Smaller teams than United are turning to such lenders after banks retreated from soccer following the 2007 financial crisis, according to Martin Blake, a banking attorney in London at law firm Farrer & Co. who has worked on financing deals between U.K. banks and clubs.
“The vast majority of clubs just don’t have the money to pay up front,” Blake said.
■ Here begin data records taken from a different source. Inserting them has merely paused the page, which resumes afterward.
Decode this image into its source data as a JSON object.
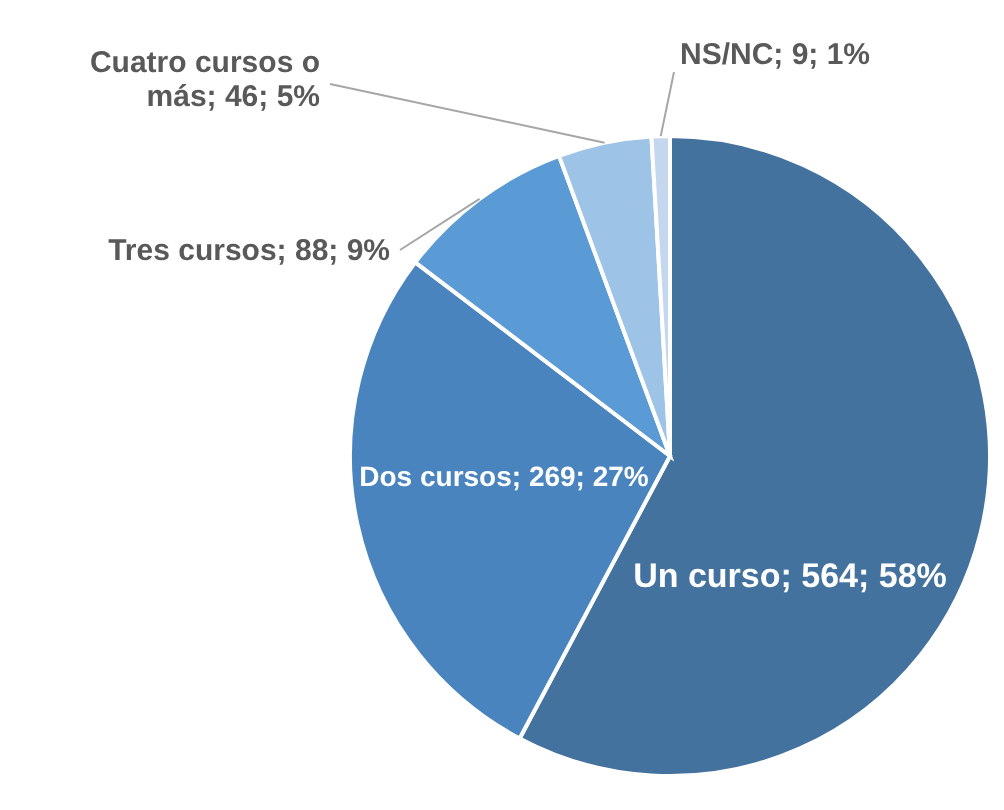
{
  "chart_data": {
    "type": "pie",
    "categories": [
      "Un curso",
      "Dos cursos",
      "Tres cursos",
      "Cuatro cursos o más",
      "NS/NC"
    ],
    "values": [
      564,
      269,
      88,
      46,
      9
    ],
    "value_labels": [
      "564; 58%",
      "269; 27%",
      "88; 9%",
      "46; 5%",
      "9; 1%"
    ],
    "colors": [
      "#44729e",
      "#4a84bf",
      "#5b9bd5",
      "#9dc3e6",
      "#c5d7ee"
    ]
  }
}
Vibrac loaned money against future Premier League income including television revenue to U.K. teams including West Ham, Southampton, Everton, Fulham and Reading since 2011, according to filings by the clubs. Mousehole Ltd., which is also registered in the British Virgins Islands, financed Atletico Madrid, Getafe and Deportivo La Coruna in Spain and Germany’s Hertha Berlin in 2011, according to filings by JG Funding Ltd., an associated company based in London.
Filings at Companies House in London show Vibrac in 2013 loaned money to Fulham in return for 16 million pounds of future Premier League revenue, and advanced Reading cash against 11.7 million pounds of so-called parachute payments, the funds clubs get when they’re relegated.
Vibrac and Mousehole are controlled by a single anonymous investor, the person said, adding Mousehole isn’t currently active. Vibrac may loan as much as 150 million pounds again to clubs this year, the person said.
Malta-based Doyen Sports, whose anonymous investors are partners in the Rixos luxury hotel chain with Fettah Tamince of Turkey and Kazakhstan’s Tevfik Arif, has provided finance for “three or four clubs” in the English Premier League and second-tier Championship, Lucas said.
In many of Doyen’s financing deals outside the U.K. it acquires a stake in the future transfer fees of players. That’s been banned in English soccer since 2008 and world ruling body FIFA said Sept. 26 it will implement a global ban over the next three or four years.
One possible reason for lenders being secretive is the “frenzy” that soccer can generate if a club runs into financial trouble, Blake said. A Premier League spokesman said lenders such as Vibrac are required to explain their ownership structure to league officials.
Vibrac this year became part of Reading’s takeover talks because it was a creditor of the Championship club, team director Ian Wood-Smith said in an e-mail. A Thai investor group took over the club on Sept. 19. Nigel Howe, Reading’s CEO, said he couldn’t comment on the arrangement with Vibrac, citing a confidentiality agreement.
UEFA has tapered soccer’s transfer boom by limiting the outlay of Manchester City and Paris Saint-Germain for breaching the new regulations, which prohibited a loss of more than 45 million euros over the two previous seasons. City is owned by Abu Dhabi Sheikh Mansour bin Zayed Al Nahyan and PSG is controlled by the Qatar Investment Authority.
UEFA spokesman Adrian Harte didn’t immediately respond to a request for comment on offshore lenders in soccer.
The offshore loans aren’t necessarily plowed into transfer spending, according to Graham Shear, a lawyer at London-based Berwin Leighton Paisner who oversees deals for Vibrac. He said clubs often seek funds before the start of the season to help manage uncertainties in their cash flow, which can vary depending on the team’s performance.
Vibrac typically commands annual interest rates of between
6.5 percent and 10 percent, the person said, adding the loans can be arranged in as little as 24 hours.
That’s ideal for clubs chasing a new recruit, said Javier Ferrero, a partner at Senn Ferrero y Asociados, a law firm in Madrid that represents four non-bank lenders that operate in Spain’s La Liga.
“If they see an opportunity when a player comes onto the market, they try to act as quickly as possible,” Ferrero said.